De Curitiba, a Simões de Assis Galeria de Arte, leva obras de nomes como Gonçalo Ivo, Cícero Dias e José Bechara. Acrílicas sobre madeira de Abraham Palatnik e Ascânio MMM são os destaques. A paulista Pinakotheke Cultural expõe óleos de grandes artistas brasileiros como Emiliano Di Cavalcanti, Anita Malfatti, e Guignard, além de uma chapa de metal pintada de 1976 do americano Alexander Calder. Também de São Paulo, a Galeria Almeida e Dale que, este ano, apoia o lançamento do Instituto Rubem Valentim com doação de obra para o Museu de Arte de São Paulo (MASP). O evento acontece dia 6, às 18h30min no estande do artista Rubem Valentim, no novo setor "Repertório". As esculturas também marcam presença com obras do escultor italiano Victor Brecheret nas Galerias Arte57, Ricardo Camargo e Dan Galeria; Saint Clair Cemin na Bolsa de Arte; Cícero Alves dos Santos (Véio) na Galeria Estação e Jannis Kounellis e Joseph Beuys na Bergamin & Gomide.

Em sentido horário: Acrílica sobre madeira de Lothar Charoux na Galeria Berenice Arvani, Óleo de Julien Porisse na Galeria Rabieh, “Relevo Um” de Ascânio MMM na Simões de Assis e díptico de José Bernnô na Galeria Estação. Foto: João Liberato.

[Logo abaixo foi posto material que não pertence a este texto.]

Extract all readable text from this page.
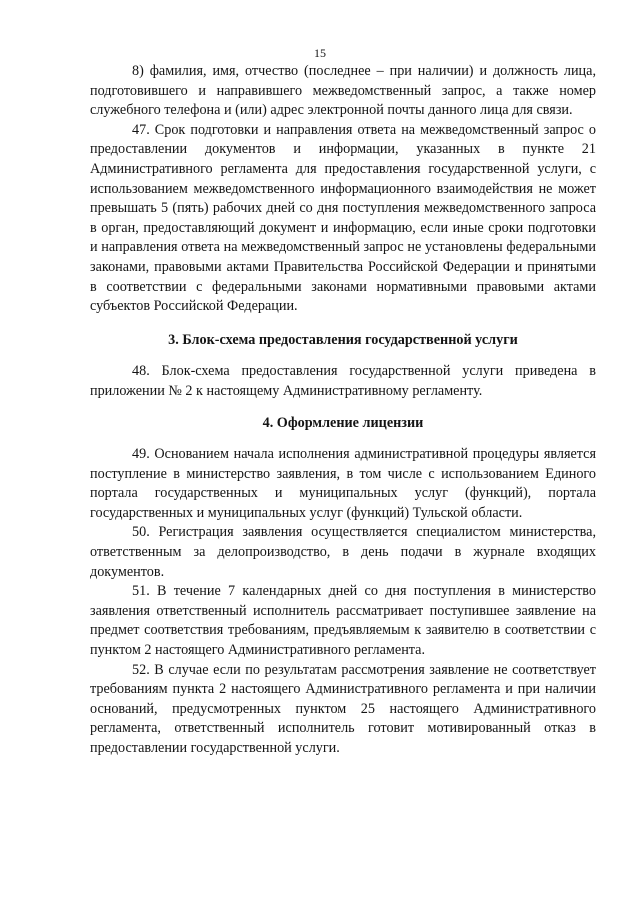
15

8) фамилия, имя, отчество (последнее – при наличии) и должность лица, подготовившего и направившего межведомственный запрос, а также номер служебного телефона и (или) адрес электронной почты данного лица для связи.

47. Срок подготовки и направления ответа на межведомственный запрос о предоставлении документов и информации, указанных в пункте 21 Административного регламента для предоставления государственной услуги, с использованием межведомственного информационного взаимодействия не может превышать 5 (пять) рабочих дней со дня поступления межведомственного запроса в орган, предоставляющий документ и информацию, если иные сроки подготовки и направления ответа на межведомственный запрос не установлены федеральными законами, правовыми актами Правительства Российской Федерации и принятыми в соответствии с федеральными законами нормативными правовыми актами субъектов Российской Федерации.

3. Блок-схема предоставления государственной услуги

48. Блок-схема предоставления государственной услуги приведена в приложении № 2 к настоящему Административному регламенту.

4. Оформление лицензии

49. Основанием начала исполнения административной процедуры является поступление в министерство заявления, в том числе с использованием Единого портала государственных и муниципальных услуг (функций), портала государственных и муниципальных услуг (функций) Тульской области.

50. Регистрация заявления осуществляется специалистом министерства, ответственным за делопроизводство, в день подачи в журнале входящих документов.

51. В течение 7 календарных дней со дня поступления в министерство заявления ответственный исполнитель рассматривает поступившее заявление на предмет соответствия требованиям, предъявляемым к заявителю в соответствии с пунктом 2 настоящего Административного регламента.

52. В случае если по результатам рассмотрения заявление не соответствует требованиям пункта 2 настоящего Административного регламента и при наличии оснований, предусмотренных пунктом 25 настоящего Административного регламента, ответственный исполнитель готовит мотивированный отказ в предоставлении государственной услуги.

O setor Showcase, realmente dá um show à parte. O espaço, que fica no andar térreo, dá oportunidade a jovens galerias vindas de várias regiões do Brasil e do exterior, trazendo um frescor e respiro ao trajeto percorrido dentro da feira. Participam este ano, pela primeira vez, as Galerias Movimento e Cavalo, do Rio de Janeiro; Aura, de Porto Alegre; Periscópio, de Belo Horizonte, Luis Maluf, de São Paulo, e Via Thorey, do Espírito Santo. A Galeria Mamute, de Porto Alegre, expõe obras de Frantz e Pablo Ferretti, artista que já foi garimpado pela Dasartes em suas páginas, enquanto a Galeria Mezanino de São Paulo dispõe de carimbos de dimensões variadas da artista Giselle Beiguelman com uma pergunta impressa que fica pairando no ar: "Como é viver onde tudo aqui era?"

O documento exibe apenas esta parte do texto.